Elasticsearch 5.4, delete_by_query, merge, TB scale


We are planning a xxTB (double digit) cluster of Elasticsearch 5.4.
The data model is ~10K indices, each index ~10GB of data accumulated over a period of one month per index (or ~330MB per day per index), with new data coming in every few minutes.

Each index has parent documents and child documents (parent/child relationship)
Therefore, the documents will be located in the same shard.

We would like to retain 1 month of data, and purge older data, while keeping documents which have children.

We plan to use delete_by_query to mark old documents with no children, then trigger a merge to free the storage.

We understand that the merge process will require as much free storage as the surviving documents which will be copied to new segments before the old ones are deleted.
so if we delete every half a month, we will need additional 50% of the storage for the merge process, if we delete every week, we will need additional ~75% of the storage and so on.

  • Has anyone faced a similar challenge?
  • What was your solution?
  • Are there pitfalls we are missing?
  • Is there a better way to do this?

Would appreciate some advice,

Why not store things in monthly indices?

What kind of data do you have? What is the driver behind using parent-child for time based data?

We need a sliding window of one month of data

The driver behind parent-child is to enable queries which are similar to "join" queries in relational databases.
i.e. there is a relationship between documents where one document represents a parent and his children are related to him.

queries like return all the parent documents which have child documents of "type" A AND "type" B AND "Type C" (not Elasticsearch type rather a logical type of document), and return the the child documents themselves, in a specified range of time.

If I am calculating this correctly, you are looking to index around 3TB of data per day, which means that you also need to delete the same amount of data through delete-by-query per day in order to manage your retention period. That is a lot of indexing and deleting. Given that your total data volume is around 100TB-200TB and that you need to leave headroom for querying in the cluster, you are likely to be looking at a sizeable cluster.

Before discussing potential options, I do have a few additional questions:

  1. How often are parent level documents updated?
  2. What is the expected ratio between parent and children?
  3. How many queries per second are you expecting to need to support? Will these always rages a single index?

Thank you for taking the time to understand our challenges :slight_smile:

  1. Parent level documents are not updated. In fact no document is updated after insertion.
  2. The ratio is roughly 1 to 1000. i.e. for every 1 parent there will be ~1000 children on average.
  3. We should be able to support ~100 queries per second, searches could be on specific indices or all indices depending on the query.

If parents are never updated, you may want to consider flattening and denormalising the model.
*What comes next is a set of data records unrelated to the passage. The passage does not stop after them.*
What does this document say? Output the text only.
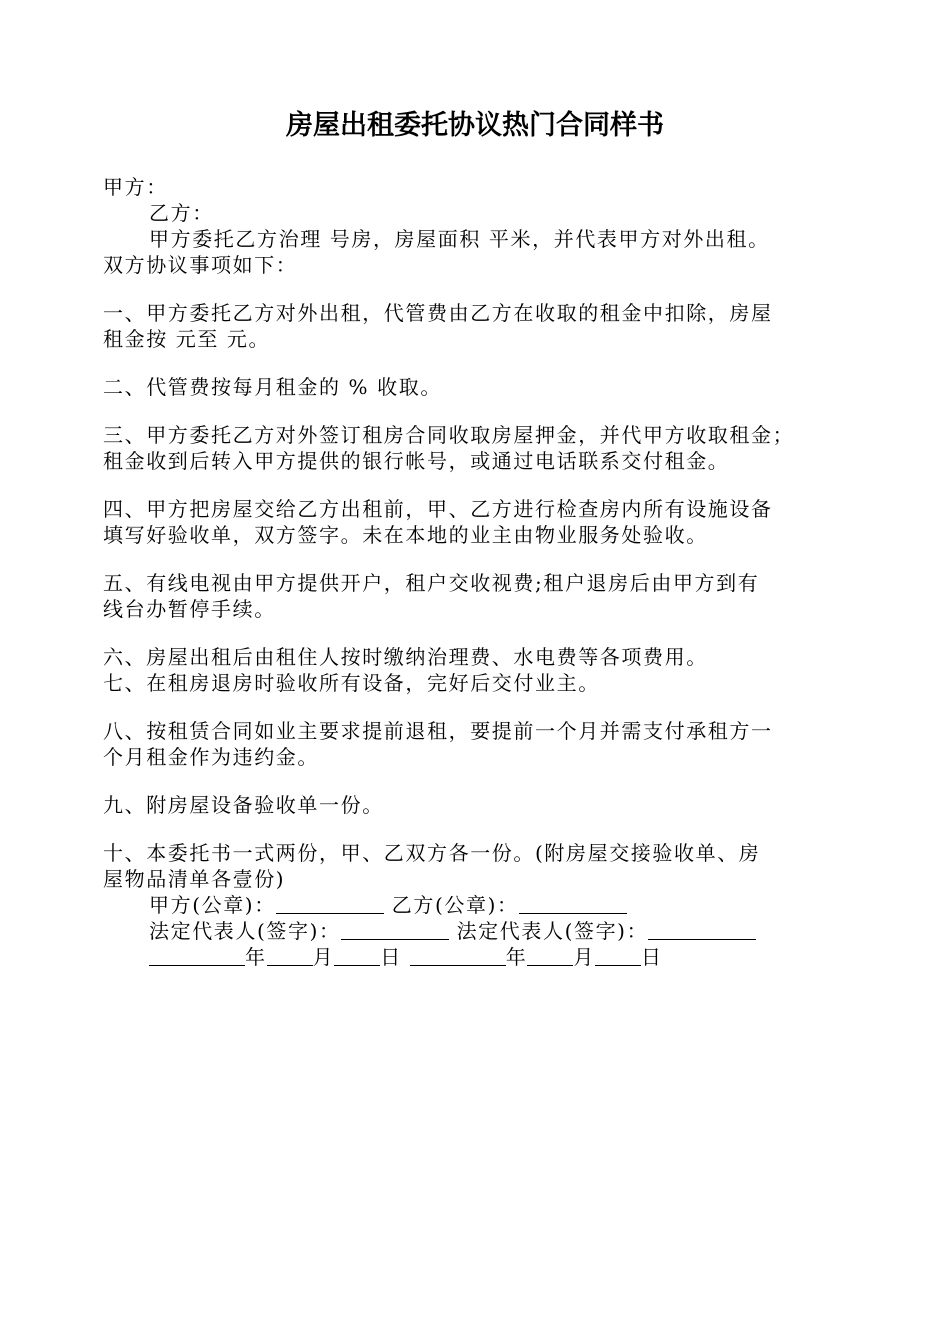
房屋出租委托协议热门合同样书
甲方：
乙方：
甲方委托乙方治理 号房，房屋面积 平米，并代表甲方对外出租。
双方协议事项如下：
一、甲方委托乙方对外出租，代管费由乙方在收取的租金中扣除，房屋
租金按 元至 元。
二、代管费按每月租金的 % 收取。
三、甲方委托乙方对外签订租房合同收取房屋押金，并代甲方收取租金；
租金收到后转入甲方提供的银行帐号，或通过电话联系交付租金。
四、甲方把房屋交给乙方出租前，甲、乙方进行检查房内所有设施设备
填写好验收单，双方签字。未在本地的业主由物业服务处验收。
五、有线电视由甲方提供开户，租户交收视费;租户退房后由甲方到有
线台办暂停手续。
六、房屋出租后由租住人按时缴纳治理费、水电费等各项费用。
七、在租房退房时验收所有设备，完好后交付业主。
八、按租赁合同如业主要求提前退租，要提前一个月并需支付承租方一
个月租金作为违约金。
九、附房屋设备验收单一份。
十、本委托书一式两份，甲、乙双方各一份。(附房屋交接验收单、房
屋物品清单各壹份)
甲方(公章)：	乙方(公章)：
法定代表人(签字)：	法定代表人(签字)：
年 月 日	年 月 日
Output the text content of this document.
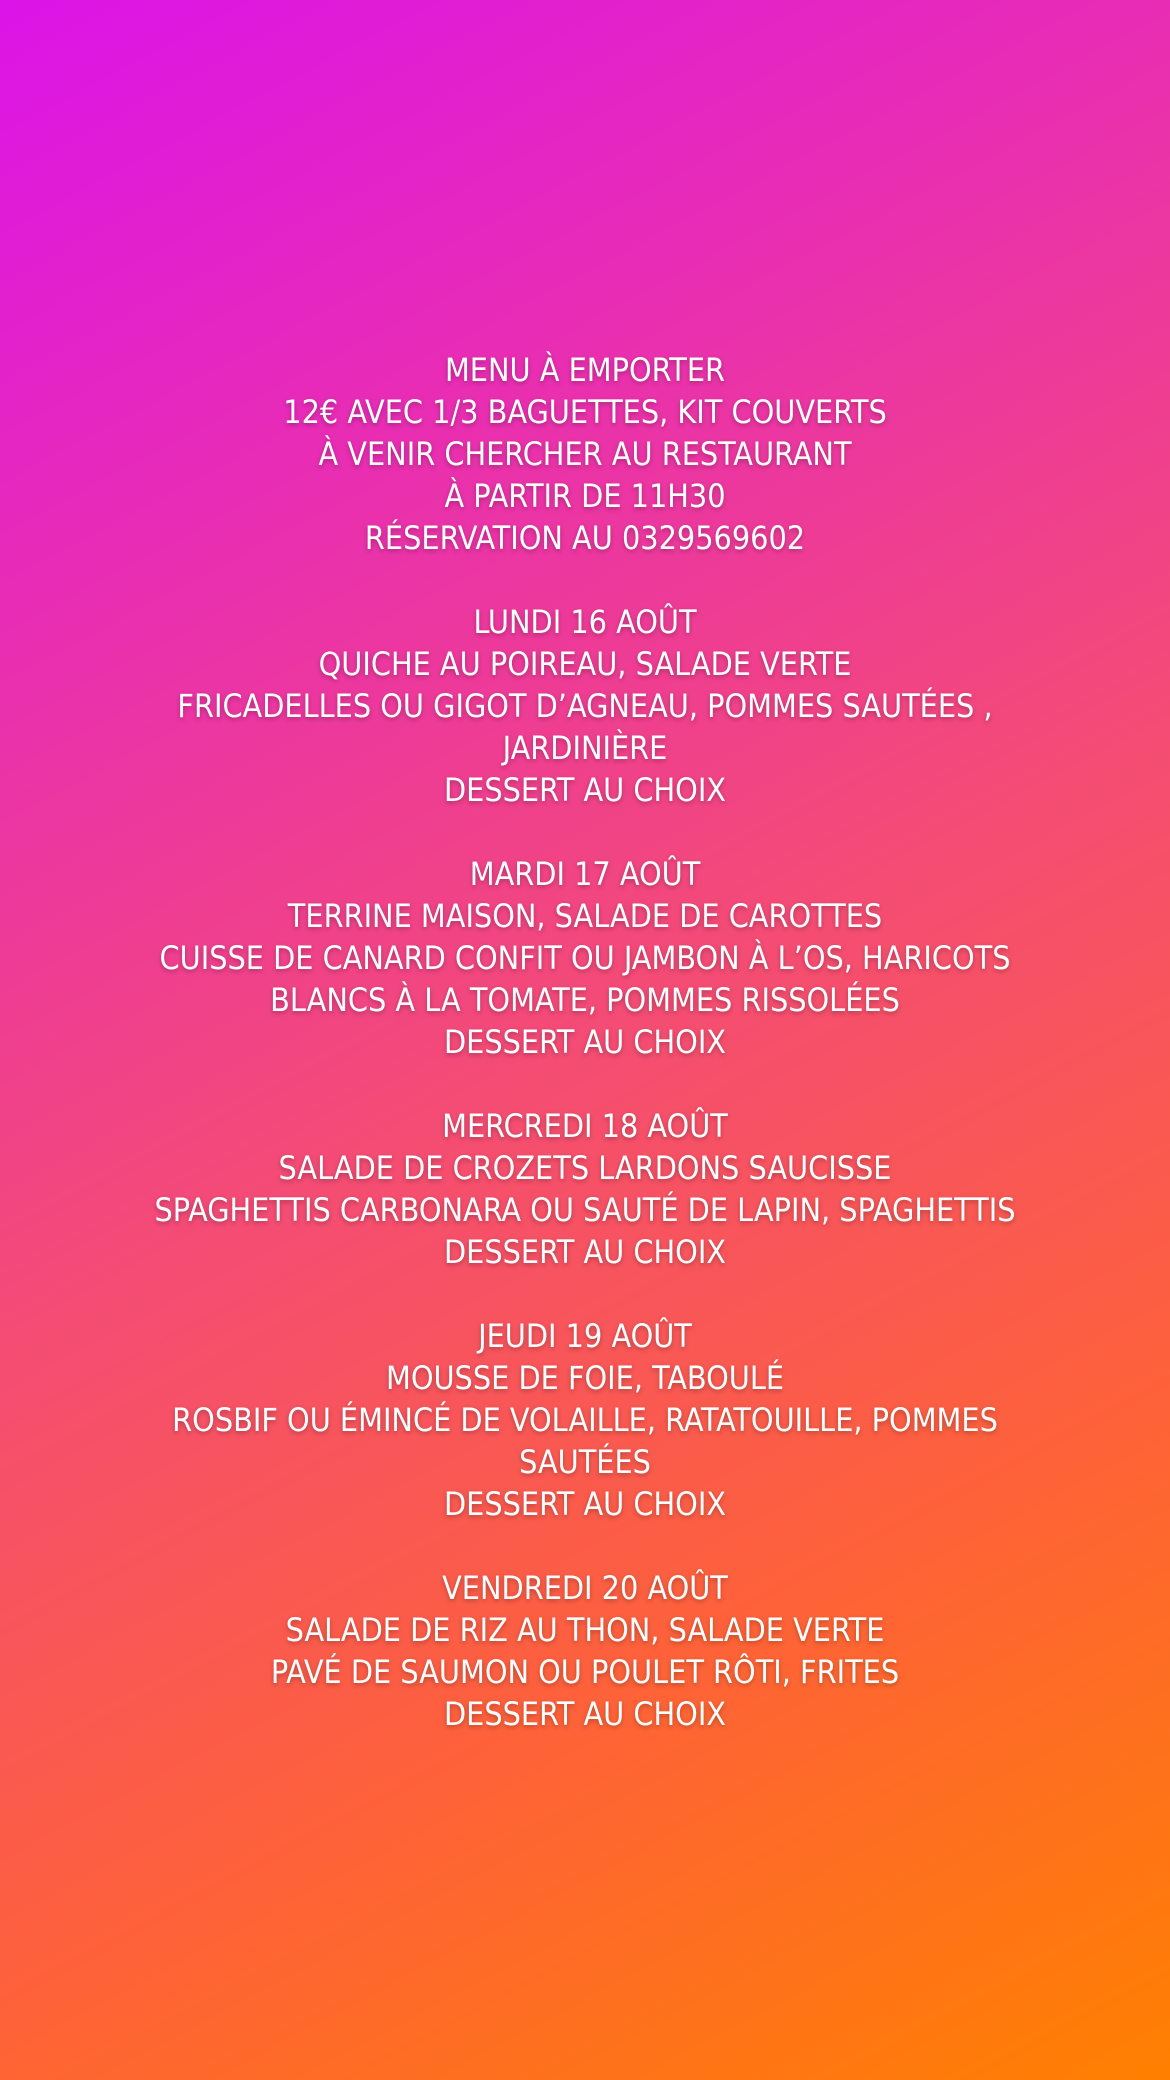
MENU À EMPORTER
12€ AVEC 1/3 BAGUETTES, KIT COUVERTS
À VENIR CHERCHER AU RESTAURANT
À PARTIR DE 11H30
RÉSERVATION AU 0329569602
LUNDI 16 AOÛT
QUICHE AU POIREAU, SALADE VERTE
FRICADELLES OU GIGOT D’AGNEAU, POMMES SAUTÉES ,
JARDINIÈRE
DESSERT AU CHOIX
MARDI 17 AOÛT
TERRINE MAISON, SALADE DE CAROTTES
CUISSE DE CANARD CONFIT OU JAMBON À L’OS, HARICOTS
BLANCS À LA TOMATE, POMMES RISSOLÉES
DESSERT AU CHOIX
MERCREDI 18 AOÛT
SALADE DE CROZETS LARDONS SAUCISSE
SPAGHETTIS CARBONARA OU SAUTÉ DE LAPIN, SPAGHETTIS
DESSERT AU CHOIX
JEUDI 19 AOÛT
MOUSSE DE FOIE, TABOULÉ
ROSBIF OU ÉMINCÉ DE VOLAILLE, RATATOUILLE, POMMES
SAUTÉES
DESSERT AU CHOIX
VENDREDI 20 AOÛT
SALADE DE RIZ AU THON, SALADE VERTE
PAVÉ DE SAUMON OU POULET RÔTI, FRITES
DESSERT AU CHOIX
As parent data would be duplicated across children, it would take up more space, although Elasticsearch should be able to compress it quite well. It would also change the way you query the data, but would make it possible for you to use more traditional time-based indices which would allow you to simply delete documents by deleting indices, which is much more efficient than deleting by query.
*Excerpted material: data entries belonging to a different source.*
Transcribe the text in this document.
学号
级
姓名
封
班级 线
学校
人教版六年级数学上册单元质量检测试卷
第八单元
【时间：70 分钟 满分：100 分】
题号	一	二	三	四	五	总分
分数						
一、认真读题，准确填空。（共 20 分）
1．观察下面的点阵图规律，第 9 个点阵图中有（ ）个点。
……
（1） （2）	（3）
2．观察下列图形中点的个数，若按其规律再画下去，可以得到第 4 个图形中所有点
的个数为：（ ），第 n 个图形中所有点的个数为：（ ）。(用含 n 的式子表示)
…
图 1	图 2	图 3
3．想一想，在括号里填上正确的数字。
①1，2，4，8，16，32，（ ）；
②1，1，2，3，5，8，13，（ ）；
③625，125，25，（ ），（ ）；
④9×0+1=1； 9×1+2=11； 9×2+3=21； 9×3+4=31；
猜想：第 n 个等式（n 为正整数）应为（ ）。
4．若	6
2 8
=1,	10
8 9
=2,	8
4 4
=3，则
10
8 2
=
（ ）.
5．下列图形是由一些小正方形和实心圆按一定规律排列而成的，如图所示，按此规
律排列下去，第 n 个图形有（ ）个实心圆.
I would recommend benchmarking the two options to get a better feel for how they scale and perform.

On average each parent event is 339 bytes
Lets say we copy 200 unique bytes from the parent event to each child event, therefore each event will weigh 539 bytes.
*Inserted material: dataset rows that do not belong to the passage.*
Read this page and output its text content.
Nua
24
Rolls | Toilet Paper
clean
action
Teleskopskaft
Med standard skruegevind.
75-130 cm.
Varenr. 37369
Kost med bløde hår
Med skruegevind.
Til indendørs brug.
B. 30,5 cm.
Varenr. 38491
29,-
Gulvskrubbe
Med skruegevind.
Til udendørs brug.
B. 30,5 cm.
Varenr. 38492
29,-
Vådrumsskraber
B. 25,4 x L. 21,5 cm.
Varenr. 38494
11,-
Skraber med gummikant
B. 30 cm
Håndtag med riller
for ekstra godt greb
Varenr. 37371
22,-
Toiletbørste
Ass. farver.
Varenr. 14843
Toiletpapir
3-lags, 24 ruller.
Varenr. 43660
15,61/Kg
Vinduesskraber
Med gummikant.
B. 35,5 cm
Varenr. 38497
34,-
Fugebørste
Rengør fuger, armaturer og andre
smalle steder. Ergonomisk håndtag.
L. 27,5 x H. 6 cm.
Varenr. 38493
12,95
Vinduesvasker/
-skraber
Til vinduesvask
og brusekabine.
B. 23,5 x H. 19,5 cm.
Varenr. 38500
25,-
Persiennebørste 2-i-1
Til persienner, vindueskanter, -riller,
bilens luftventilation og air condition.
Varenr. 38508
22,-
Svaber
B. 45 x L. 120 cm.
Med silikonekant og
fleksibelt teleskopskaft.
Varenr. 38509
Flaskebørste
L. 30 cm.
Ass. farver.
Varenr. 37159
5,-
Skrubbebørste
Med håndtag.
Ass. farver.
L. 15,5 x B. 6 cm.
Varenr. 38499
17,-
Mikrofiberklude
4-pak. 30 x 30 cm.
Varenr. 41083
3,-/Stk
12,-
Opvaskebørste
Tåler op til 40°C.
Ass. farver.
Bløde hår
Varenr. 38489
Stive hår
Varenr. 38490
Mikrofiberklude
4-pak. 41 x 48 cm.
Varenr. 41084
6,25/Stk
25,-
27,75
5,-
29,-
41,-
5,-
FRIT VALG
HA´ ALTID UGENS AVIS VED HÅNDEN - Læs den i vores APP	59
We have ~3,100,000,000 events per day (without the parent events).
3,100,000,000*539 bytes * 30.4 days in a month = ~50 TB
instead of ~21TB of RAW data or x2.38 storage

so storage wise its a bit more than having parent child with delete_by_query with merge,
however it will make the deletion process much simpler and prolong the life of the disks.

however flattened will not allow us to perform the queries we require which rely on the parent child model..
as i wrote in the example, all the parent events which have child events of "type A" AND "type B".
is there a way to perform such a query on flattened events ("join" like)

I would recommend benchmarking it in order to determine exactly how much the overhead is and what compression that is achieved given that you are repeating the same data for multiple records. Basing this design decision on assumptions and estimates is risky. In addition to saving a lot of processing and disk I/O as you in this solution do not need to update records (which is what a delete is behind the scenes), you may also save some disk space that would have been consumed by the deletion process.

A short update,
we understand that merge can be called per index.

Each index is a few GB therefore we will need temp space for per index merge or bulk of indexes merge therefore we will not need x2.38 the entire storage, just a few GB of temp storage.
also we enabled best_compression to lower the storage a bit further.

1 Like

This topic was automatically closed 28 days after the last reply. New replies are no longer allowed.